Three-Stage Multimodal Alignment Training:
- Function: Progressively establishes alignment between spatial tokens and language tokens.
- Mechanism: Stage 1 integrates VQ-VAE codebook embeddings into the LLM vocabulary; Stage 2 performs autoregressive pretraining on large-scale paired data; Stage 3 applies supervised fine-tuning (SFT) on instruction data covering all three tasks.
- Design Motivation: Progressive alignment avoids optimization instability that arises from directly training on complex tasks.
Unified Sequence Modeling (Understanding / Generation / Editing):
- Function: Unifies all three tasks as conditional autoregressive prediction.
- Mechanism: Generation follows \(p(Z|\mathbf{z}_o, s) = \prod_t p(Z_t|Z_{<t}, \mathbf{z}_o, s)\); understanding outputs textual descriptions; editing takes the original sequence plus an instruction and outputs the modified sequence.
- Design Motivation: A unified format enables the same model to share knowledge across different tasks.

Loss & Training¶

The VQ-VAE is trained with reconstruction loss and codebook loss. The LLM component uses cross-entropy autoregressive loss. The model is built on Qwen3-0.6B and trained on the RPLAN dataset (78,738 samples), with inference on a single RTX 3090.

Key Experimental Results¶

Main Results¶

Method	Micro IoU	FID↓	Node F1	Edge Overlap	Inference (s)
Tell2Design	0.390	30.5	0.808	0.197	~15
ChatHouseDiffusion	0.589	11.3	0.985	0.710	~30
HouseMind-G	0.709	1.91	0.994	0.880	~2

Ablation Study (Understanding Task)¶

Method	RMR	LocAcc	AreaDiff↓	AdjAcc	RelAcc
Qwen3-VL-8B	0.698	0.347	5.837	0.382	0.128
InternVL3.5-8B	0.847	0.546	12.234	0.469	0.157
HouseMind-U	0.998	0.969	0.549	0.990	0.808

Key Findings¶

FID drops from 11.3 (ChatHouseDiffusion) to 1.91, marking a substantial improvement in generation quality.
On the understanding task, room localization accuracy of 0.969 exceeds the best VLM baseline by over 40 points, with an area error of only 0.549 m².
On the editing task, ΔIoU reaches 0.608, far surpassing FLUX (0.053) and Qwen-Edit (0.088).
The unified model HouseMind-O achieves performance close to single-task variants across all tasks.

Highlights & Insights¶

Room-level tokenization: Naturally mirrors the cognitive process of architectural design (global outline first → room layout second).
Extreme efficiency: A 0.6B-parameter model outperforms 7–8B VLMs, with inference of only ~2 seconds per sample.
Comparison with GPT-5/Gemini Pro: Domain-specific tokenization achieves superior precision over general-purpose large models.

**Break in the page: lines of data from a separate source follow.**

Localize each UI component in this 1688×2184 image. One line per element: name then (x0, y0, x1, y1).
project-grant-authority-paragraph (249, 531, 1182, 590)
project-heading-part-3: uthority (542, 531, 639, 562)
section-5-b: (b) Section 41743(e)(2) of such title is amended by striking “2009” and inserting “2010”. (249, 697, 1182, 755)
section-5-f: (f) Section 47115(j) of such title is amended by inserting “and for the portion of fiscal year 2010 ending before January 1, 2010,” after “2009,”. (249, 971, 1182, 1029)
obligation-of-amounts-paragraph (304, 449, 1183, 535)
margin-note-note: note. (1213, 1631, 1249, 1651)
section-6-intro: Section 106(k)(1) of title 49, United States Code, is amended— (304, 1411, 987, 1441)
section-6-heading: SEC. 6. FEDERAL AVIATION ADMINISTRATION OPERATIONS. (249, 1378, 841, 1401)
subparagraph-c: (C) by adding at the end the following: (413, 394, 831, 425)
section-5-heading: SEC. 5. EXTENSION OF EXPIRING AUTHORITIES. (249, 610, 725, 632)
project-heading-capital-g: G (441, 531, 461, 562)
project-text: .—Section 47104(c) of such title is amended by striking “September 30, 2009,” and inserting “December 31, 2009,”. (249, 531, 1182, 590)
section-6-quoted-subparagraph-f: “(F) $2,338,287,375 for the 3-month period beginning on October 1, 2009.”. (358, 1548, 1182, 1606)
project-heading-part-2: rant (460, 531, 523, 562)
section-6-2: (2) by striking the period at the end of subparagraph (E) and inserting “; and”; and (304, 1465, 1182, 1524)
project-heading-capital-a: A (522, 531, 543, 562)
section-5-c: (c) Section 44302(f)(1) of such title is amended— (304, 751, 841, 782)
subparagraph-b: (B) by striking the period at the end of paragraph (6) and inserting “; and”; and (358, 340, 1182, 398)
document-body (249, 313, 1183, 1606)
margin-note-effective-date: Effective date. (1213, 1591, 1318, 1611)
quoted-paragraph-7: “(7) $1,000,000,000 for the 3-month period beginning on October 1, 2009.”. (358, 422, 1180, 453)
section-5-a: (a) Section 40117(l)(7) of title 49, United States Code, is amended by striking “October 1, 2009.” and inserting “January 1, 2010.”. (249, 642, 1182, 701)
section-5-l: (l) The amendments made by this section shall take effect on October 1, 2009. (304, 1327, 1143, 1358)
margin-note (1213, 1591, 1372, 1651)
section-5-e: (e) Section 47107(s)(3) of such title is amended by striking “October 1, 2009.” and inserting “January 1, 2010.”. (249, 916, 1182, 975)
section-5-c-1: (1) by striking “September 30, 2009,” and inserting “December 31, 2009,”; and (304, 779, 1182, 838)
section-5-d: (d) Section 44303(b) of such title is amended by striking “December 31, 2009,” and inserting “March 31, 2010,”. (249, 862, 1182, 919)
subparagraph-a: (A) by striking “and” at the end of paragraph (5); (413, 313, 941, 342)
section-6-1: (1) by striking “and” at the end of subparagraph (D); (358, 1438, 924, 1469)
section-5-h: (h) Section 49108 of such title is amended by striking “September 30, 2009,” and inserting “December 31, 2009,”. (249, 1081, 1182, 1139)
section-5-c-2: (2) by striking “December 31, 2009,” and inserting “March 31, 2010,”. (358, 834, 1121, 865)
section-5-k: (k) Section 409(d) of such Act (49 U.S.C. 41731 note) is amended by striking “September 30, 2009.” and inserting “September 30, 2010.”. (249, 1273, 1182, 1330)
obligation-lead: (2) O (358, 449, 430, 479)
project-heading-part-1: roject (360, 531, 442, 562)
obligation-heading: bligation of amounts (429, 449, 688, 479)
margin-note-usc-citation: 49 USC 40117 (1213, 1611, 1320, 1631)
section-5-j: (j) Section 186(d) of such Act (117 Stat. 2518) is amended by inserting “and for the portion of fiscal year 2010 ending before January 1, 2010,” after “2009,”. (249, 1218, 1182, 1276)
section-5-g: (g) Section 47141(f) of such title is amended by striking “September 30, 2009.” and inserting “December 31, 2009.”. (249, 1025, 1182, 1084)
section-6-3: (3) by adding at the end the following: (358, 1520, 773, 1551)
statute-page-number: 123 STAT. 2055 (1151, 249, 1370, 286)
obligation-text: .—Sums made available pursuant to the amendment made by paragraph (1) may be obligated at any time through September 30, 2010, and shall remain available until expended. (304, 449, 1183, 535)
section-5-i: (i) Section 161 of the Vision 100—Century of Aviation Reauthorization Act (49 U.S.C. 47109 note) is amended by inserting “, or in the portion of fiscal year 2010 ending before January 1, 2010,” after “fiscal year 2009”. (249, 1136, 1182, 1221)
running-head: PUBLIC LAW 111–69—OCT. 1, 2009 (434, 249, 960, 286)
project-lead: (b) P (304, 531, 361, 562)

Limitations & Future Work¶

Editing is limited to room addition and deletion; complex topological transformations are not supported.
Functional components such as doors, windows, and furniture are not modeled.
Evaluation is conducted solely on the RPLAN dataset.

vs MaskPLAN: MaskPLAN encodes the layout holistically, whereas HouseMind encodes hierarchically by room, preserving structural information.
vs FloorPlanLLaMA: VQ-VAE encoding of the entire layout leads to boundary inconsistencies; HouseMind maintains geometric precision through conditional VQ-VAE encoding.

Rating¶

Novelty: ⭐⭐⭐⭐ — Hierarchical tokenization concept is novel; three-task unified design is elegant.
Experimental Thoroughness: ⭐⭐⭐⭐ — Comprehensive evaluation across three tasks, though limited to RPLAN.
Writing Quality: ⭐⭐⭐⭐ — Clear structure.
Value: ⭐⭐⭐⭐ — Direct practical value for AI-assisted architectural design.